Last August, Pizano handed a Colombian news program an audio recording from 2015 involving Néstor Humberto Martínez—who is now the attorney-general. The news station said Pizano feared people were plotting his death. The airing of the audio generated calls for the attorney general’s resignation.
HEADLINES FROM THE WESTERN HEMISPHERE
UNITED STATES: U.S. District Judge Brian Cogan admonished Joaquín “El Chapo” Guzmán’s lawyer, Jeffrey Lichtman, for going “far afield of direct or circumstantial proof” in his Tuesday opening statement. The statement included assertions that Mexican officials at the highest levels —including two presidents— received millions of dollars in bribes from Guzmán’s cartel. Federal prosecutors asked Cogan to throw out the opening statement altogether, which was not conceded.
MEXICO: An estimated 1,767 members of the Tzotzil community fled the town of Chavajebal, El Bosque, in Chiapas’ highlands, last week. The exodus happened after a shootout and explosions caused residents to fear for their lives. According to the Fray Bartolomé de las Casas Human Rights Center, this forced displacement is a humanitarian crisis. Other Tzotzil communities in the area have also been forcibly displaced due to violent conditions and government inaction has worsened the situation.
CUBA: The United States added 26 Cuban attractions, including ships and shopping centers, to a list of places that Americans tourists are barred from visiting. On a related note, a Cuban ambassador was rejected a room in a U.S.-owned hotel in Japan because it would violate the sanctions imposed by the U.S. government.
PANAMA: The General Attorney’s Office determined that union transportation leaders and authorities were involved in a complex corruption scheme, in which they tripled the compensation given to drivers of old buses, and then stole the money intended to go to them.

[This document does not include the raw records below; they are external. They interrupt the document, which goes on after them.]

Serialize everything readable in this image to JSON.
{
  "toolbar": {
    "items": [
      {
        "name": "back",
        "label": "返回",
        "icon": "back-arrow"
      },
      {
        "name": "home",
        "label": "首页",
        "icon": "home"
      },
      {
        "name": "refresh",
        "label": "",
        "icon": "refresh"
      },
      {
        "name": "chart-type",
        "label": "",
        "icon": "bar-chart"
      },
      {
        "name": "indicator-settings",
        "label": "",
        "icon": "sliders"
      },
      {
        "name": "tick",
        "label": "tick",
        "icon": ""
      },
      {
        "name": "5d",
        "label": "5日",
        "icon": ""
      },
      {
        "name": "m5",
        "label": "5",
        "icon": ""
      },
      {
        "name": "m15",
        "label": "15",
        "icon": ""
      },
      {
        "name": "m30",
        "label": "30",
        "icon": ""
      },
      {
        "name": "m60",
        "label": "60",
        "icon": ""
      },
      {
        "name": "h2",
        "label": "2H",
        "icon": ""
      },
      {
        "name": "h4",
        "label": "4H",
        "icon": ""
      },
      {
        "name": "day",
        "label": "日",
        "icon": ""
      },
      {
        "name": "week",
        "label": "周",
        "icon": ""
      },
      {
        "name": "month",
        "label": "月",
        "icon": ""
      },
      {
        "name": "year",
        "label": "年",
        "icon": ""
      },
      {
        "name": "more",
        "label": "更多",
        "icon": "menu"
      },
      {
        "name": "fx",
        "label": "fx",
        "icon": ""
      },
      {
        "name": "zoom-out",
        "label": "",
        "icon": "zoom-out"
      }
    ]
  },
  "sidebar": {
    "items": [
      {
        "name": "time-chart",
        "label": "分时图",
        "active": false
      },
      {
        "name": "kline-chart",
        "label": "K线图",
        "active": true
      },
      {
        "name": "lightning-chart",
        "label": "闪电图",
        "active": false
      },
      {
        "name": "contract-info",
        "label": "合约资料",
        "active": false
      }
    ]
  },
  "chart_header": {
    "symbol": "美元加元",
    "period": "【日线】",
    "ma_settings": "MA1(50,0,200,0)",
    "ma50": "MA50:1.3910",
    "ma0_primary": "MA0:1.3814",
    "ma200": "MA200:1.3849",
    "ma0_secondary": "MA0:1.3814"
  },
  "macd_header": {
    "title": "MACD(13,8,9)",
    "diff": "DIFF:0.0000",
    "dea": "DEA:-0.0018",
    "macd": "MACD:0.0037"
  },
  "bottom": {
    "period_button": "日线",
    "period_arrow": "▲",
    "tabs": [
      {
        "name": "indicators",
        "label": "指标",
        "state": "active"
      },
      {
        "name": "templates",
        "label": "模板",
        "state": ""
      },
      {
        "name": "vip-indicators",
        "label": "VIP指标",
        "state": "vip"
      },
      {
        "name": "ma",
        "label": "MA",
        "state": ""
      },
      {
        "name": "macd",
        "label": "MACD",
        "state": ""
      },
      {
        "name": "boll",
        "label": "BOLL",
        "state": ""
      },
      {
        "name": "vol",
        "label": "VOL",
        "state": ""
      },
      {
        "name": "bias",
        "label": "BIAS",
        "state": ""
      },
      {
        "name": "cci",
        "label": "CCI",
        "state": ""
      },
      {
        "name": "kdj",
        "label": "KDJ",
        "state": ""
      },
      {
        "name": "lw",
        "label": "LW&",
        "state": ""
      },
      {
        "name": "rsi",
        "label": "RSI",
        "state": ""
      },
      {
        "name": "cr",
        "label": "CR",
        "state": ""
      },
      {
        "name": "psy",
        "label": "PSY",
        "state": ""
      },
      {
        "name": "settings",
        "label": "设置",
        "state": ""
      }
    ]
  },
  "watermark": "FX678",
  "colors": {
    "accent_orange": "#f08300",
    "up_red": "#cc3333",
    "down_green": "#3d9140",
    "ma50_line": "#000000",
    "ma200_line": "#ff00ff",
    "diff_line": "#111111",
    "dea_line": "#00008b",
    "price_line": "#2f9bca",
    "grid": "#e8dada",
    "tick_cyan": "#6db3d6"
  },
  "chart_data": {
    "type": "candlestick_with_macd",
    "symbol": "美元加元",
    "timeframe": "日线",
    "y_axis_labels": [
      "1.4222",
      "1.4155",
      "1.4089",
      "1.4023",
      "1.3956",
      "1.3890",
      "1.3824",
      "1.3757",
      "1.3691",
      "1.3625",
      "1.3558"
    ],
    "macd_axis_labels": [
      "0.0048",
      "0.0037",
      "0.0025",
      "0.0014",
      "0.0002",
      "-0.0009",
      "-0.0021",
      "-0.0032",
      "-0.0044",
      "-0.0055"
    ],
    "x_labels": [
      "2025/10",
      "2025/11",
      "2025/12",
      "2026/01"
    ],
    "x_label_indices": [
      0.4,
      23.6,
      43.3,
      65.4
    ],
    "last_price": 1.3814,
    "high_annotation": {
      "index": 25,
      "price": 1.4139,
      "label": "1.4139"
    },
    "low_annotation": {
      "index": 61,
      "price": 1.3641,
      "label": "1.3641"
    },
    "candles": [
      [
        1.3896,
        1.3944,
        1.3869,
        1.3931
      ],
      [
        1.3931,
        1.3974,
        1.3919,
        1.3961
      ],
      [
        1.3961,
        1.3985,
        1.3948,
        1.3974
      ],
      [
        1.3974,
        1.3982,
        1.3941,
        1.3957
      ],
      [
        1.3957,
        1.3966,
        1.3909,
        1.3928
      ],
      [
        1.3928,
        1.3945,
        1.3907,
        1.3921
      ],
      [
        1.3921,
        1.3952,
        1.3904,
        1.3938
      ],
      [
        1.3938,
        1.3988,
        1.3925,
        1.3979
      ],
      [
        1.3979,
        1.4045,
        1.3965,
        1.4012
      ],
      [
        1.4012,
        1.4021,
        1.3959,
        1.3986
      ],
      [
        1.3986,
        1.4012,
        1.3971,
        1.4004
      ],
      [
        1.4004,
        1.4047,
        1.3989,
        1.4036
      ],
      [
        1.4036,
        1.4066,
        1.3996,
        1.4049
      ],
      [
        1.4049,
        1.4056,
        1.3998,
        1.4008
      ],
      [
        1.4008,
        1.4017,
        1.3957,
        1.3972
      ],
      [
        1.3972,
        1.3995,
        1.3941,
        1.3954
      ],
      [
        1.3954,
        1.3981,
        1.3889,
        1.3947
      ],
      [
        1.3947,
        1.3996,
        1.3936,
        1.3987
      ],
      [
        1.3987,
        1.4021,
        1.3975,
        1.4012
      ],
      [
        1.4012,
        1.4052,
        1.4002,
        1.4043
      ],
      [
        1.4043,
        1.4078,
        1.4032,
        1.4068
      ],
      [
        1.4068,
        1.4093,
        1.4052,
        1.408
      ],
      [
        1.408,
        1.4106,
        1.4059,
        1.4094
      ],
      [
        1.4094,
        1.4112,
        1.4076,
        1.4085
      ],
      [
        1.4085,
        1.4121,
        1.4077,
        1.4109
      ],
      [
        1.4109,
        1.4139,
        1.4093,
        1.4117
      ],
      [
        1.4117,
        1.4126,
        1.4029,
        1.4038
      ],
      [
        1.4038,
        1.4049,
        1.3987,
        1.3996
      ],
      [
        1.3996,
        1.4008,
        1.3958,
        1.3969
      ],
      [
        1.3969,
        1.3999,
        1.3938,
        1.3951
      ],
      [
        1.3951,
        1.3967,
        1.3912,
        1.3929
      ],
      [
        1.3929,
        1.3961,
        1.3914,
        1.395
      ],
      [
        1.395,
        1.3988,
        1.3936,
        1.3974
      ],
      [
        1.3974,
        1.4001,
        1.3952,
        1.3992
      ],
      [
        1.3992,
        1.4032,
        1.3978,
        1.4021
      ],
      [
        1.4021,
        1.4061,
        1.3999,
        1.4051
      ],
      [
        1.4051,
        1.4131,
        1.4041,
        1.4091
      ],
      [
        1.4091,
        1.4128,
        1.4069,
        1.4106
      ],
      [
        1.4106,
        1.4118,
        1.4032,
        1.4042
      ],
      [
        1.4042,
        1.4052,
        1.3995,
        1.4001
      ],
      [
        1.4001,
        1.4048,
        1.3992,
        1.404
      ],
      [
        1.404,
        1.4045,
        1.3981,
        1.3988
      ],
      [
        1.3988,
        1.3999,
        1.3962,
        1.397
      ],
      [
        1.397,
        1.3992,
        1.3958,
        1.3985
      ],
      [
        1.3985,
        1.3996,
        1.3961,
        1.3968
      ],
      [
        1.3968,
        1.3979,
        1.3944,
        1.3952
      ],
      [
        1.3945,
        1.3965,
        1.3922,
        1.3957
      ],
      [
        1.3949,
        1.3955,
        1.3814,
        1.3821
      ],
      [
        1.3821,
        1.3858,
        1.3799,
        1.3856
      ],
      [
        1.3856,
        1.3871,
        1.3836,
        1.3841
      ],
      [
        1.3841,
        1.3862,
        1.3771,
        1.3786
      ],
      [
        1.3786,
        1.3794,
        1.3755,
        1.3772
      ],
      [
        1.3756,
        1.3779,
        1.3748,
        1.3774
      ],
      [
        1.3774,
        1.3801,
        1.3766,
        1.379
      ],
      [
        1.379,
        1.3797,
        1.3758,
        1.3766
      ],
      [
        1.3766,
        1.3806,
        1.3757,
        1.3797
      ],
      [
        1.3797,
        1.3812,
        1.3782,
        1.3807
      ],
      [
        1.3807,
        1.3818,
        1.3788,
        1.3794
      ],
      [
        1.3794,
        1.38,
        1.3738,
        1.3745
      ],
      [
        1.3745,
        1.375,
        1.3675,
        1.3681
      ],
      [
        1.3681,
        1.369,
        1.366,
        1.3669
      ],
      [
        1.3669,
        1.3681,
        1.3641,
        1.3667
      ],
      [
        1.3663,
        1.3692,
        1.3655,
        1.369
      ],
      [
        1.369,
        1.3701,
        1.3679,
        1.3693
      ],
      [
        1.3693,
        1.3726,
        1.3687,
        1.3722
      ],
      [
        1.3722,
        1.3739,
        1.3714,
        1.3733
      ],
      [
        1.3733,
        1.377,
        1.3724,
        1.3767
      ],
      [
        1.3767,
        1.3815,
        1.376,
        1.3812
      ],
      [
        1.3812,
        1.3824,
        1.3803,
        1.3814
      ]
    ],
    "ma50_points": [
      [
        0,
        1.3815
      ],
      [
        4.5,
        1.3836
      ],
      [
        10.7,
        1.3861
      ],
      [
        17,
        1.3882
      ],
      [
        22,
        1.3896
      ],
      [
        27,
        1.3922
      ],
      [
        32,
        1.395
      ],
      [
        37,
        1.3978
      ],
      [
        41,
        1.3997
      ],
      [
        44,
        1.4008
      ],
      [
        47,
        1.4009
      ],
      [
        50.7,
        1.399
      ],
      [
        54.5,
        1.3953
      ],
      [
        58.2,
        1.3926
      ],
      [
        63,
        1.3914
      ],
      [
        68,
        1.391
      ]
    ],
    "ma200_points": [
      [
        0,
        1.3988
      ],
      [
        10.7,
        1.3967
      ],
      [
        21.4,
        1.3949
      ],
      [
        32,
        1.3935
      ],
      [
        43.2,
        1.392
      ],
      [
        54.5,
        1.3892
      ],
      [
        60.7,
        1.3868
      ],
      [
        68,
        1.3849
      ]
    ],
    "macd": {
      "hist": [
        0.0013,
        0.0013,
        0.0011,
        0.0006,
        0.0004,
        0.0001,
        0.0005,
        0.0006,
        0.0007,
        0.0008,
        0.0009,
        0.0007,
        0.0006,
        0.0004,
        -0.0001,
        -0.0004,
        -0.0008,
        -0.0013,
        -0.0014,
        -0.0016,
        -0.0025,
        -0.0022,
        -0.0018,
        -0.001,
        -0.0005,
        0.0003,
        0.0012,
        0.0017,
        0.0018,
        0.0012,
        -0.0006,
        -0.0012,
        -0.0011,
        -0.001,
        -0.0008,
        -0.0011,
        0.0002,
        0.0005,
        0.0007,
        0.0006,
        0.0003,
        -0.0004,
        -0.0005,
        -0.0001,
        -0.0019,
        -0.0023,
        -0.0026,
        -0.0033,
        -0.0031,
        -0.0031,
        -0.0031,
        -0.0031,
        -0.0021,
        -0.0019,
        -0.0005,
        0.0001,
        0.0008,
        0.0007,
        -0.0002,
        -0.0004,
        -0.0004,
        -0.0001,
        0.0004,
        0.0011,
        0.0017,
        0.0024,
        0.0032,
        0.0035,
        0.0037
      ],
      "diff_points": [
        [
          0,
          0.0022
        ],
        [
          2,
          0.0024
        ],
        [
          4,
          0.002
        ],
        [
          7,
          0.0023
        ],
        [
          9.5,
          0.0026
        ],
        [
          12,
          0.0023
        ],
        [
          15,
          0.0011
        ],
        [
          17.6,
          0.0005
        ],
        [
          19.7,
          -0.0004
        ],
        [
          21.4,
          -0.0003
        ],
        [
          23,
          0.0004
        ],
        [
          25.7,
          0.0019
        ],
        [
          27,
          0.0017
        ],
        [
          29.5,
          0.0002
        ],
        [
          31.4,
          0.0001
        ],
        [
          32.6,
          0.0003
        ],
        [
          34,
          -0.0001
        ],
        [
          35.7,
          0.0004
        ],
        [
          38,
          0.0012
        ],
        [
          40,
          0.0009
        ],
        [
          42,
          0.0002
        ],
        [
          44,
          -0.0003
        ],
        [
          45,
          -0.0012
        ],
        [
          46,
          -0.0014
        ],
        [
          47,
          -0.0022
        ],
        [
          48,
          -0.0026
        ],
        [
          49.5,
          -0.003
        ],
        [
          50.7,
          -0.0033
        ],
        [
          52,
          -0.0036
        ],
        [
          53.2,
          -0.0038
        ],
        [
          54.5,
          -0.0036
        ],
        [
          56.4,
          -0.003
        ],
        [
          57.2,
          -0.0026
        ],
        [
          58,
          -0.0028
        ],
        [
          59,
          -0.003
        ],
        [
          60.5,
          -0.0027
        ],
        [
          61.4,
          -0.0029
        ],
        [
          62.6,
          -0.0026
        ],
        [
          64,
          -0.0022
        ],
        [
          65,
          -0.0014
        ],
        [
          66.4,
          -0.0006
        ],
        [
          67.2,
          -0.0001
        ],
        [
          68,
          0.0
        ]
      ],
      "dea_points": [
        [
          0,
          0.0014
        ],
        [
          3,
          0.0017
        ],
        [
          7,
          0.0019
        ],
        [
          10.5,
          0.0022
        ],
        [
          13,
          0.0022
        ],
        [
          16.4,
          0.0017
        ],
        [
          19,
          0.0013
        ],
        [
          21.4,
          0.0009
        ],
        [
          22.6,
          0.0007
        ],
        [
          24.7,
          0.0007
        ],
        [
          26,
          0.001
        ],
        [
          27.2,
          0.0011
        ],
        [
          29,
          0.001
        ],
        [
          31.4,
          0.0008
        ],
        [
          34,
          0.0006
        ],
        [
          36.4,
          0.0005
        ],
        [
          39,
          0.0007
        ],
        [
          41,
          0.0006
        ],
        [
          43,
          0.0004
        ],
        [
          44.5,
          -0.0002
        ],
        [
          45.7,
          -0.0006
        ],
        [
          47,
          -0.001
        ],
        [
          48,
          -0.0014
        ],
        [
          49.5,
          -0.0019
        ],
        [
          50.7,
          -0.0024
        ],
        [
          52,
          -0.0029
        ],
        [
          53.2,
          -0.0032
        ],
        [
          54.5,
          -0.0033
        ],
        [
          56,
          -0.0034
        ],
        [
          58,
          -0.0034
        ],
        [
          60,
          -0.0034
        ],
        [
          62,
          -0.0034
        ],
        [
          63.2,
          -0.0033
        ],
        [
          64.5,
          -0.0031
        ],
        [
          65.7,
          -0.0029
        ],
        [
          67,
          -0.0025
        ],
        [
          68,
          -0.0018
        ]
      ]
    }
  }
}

Over 560 people have been indicted, including 63 public officials from the Transportation Office and the General Comptroller.

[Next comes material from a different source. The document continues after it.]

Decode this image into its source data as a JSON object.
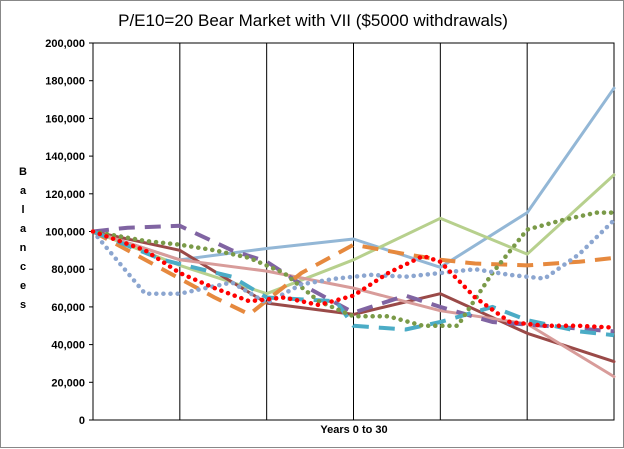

BOLIVIA: Archaeologists have excavated burial sites containing hundreds of human remains, ceramics, and metal crafts in the highlands south of La Paz, authorities announced yesterday. The dig had been authorized three months ago, when a mining project unearthed artifacts in the area. The remains date back roughly 500 years. Some have been identified as Incan, while others are believed to belong to an earlier civilization, possibly the Pacajes people.
BRAZIL: The Cuban government announced yesterday it will withdraw some 11,420 Cuban doctors stationed in Brazil, after far-right President-elect Jair Bolsonaro said he plans to force changes to their contracts. Since 2013, the “More Doctors” exchange program has sent 20,000 doctors to mostly rural, impoverished areas in the country. Bolsonaro has said he will require the doctors to keep the entirety of their salaries, 75 percent of which is currently remitted back to Cuba.